T
Tad J McClellan
Gordon Etly said:David said:David Formosa (aka ? the Platypus) wrote: [...]
So emacs is an acronym for Eight Megs And Constantly Swapping.
No, the man page for "emacs" defines it as "emacs - GNU project
Emacs", while for perl (either via man or perldoc) defines it as
"perl - Practical Extraction and Report Language".
But neather of those are definitions, there abstracts.
That may be, and perhaps definition was too strong a wording to describe
it, but it's still written as providing some sort of meaning for each
letter in Perl, in Perl's own documentation.
Giving a meaning for each letter results in an acronym, and using all
caps or all lowercase to describe an acronym that has no explicit mixed
case should be fair game, should it not?
There for
That was unfortunate...
the FAQ that says not to use "PERL" should be corrected imho,
It could be corrected from:
But never write "PERL", because perl is not an acronym,
apocryphal folklore and post-facto expansions notwithstanding.
to something like:
But never write "PERL", because perl is not an acronym,
and you will look silly if you spell it like that.
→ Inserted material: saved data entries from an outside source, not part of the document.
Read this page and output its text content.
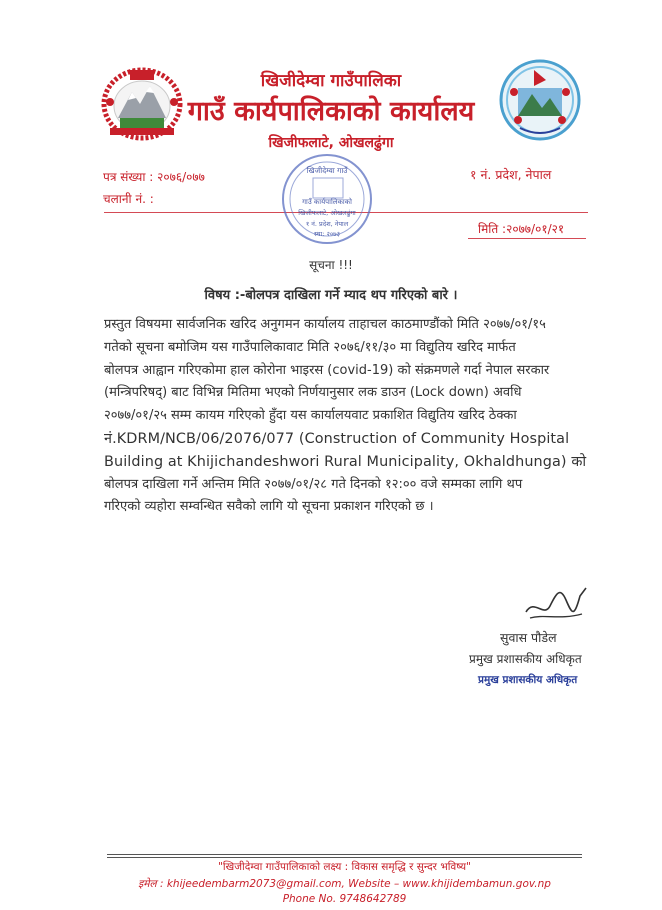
खिजीदेम्वा गाउँपालिका
गाउँ कार्यपालिकाको कार्यालय
खिजीफलाटे, ओखलढुंगा
पत्र संख्या : २०७६/०७७
चलानी नं. :
१ नं. प्रदेश, नेपाल
मिति :२०७७/०१/२१
खिजीदेम्वा गाउँ
गाउँ कार्यपालिकाको
खिजीफलाटे, ओखलढुंगा
१ नं. प्रदेश, नेपाल
स्था: २०७३
सूचना !!!
विषय :-बोलपत्र दाखिला गर्ने म्याद थप गरिएको बारे ।
प्रस्तुत विषयमा सार्वजनिक खरिद अनुगमन कार्यालय ताहाचल काठमाण्डौंको मिति २०७७/०१/१५
गतेको सूचना बमोजिम यस गाउँपालिकावाट मिति २०७६/११/३० मा विद्युतिय खरिद मार्फत
बोलपत्र आह्वान गरिएकोमा हाल कोरोना भाइरस (covid-19) को संक्रमणले गर्दा नेपाल सरकार
(मन्त्रिपरिषद्) बाट विभिन्न मितिमा भएको निर्णयानुसार लक डाउन (Lock down) अवधि
२०७७/०१/२५ सम्म कायम गरिएको हुँदा यस कार्यालयवाट प्रकाशित विद्युतिय खरिद ठेक्का
नं.KDRM/NCB/06/2076/077 (Construction of Community Hospital
Building at Khijichandeshwori Rural Municipality, Okhaldhunga) को
बोलपत्र दाखिला गर्ने अन्तिम मिति २०७७/०१/२८ गते दिनको १२:०० वजे सम्मका लागि थप
गरिएको व्यहोरा सम्वन्धित सवैको लागि यो सूचना प्रकाशन गरिएको छ ।
सुवास पौडेल
प्रमुख प्रशासकीय अधिकृत
प्रमुख प्रशासकीय अधिकृत
"खिजीदेम्वा गाउँपालिकाको लक्ष्य : विकास समृद्धि र सुन्दर भविष्य"
इमेल : khijeedembarm2073@gmail.com, Website – www.khijidembamun.gov.np
Phone No. 9748642789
as it is perfectly reasonable to use it as "perl" or "PERL" when
referring to it as an acronym.
Whether it is right or wrong, documented or not does not matter
much with regard to whether to write "PERL" or not.
Why do people apply a stigma to those who use it?
From their *observed experience*.
There is a strong correlation between spelling it that way and
being a post that I would rather skip reading.
Q: Is that right?
A: Doesn't matter, because the heuristic *works* whether right or wrong.
So, how can we make it OK to spell it PERL?
Simply change the observed experience so that it is no longer effective.
ie. impart clue by pointing out that it is not spelled "PERL".
When "PERL" and "I want to skip this one" are no longer related,
then people will stop depending on the information that those
rules of thumb currently provide to us.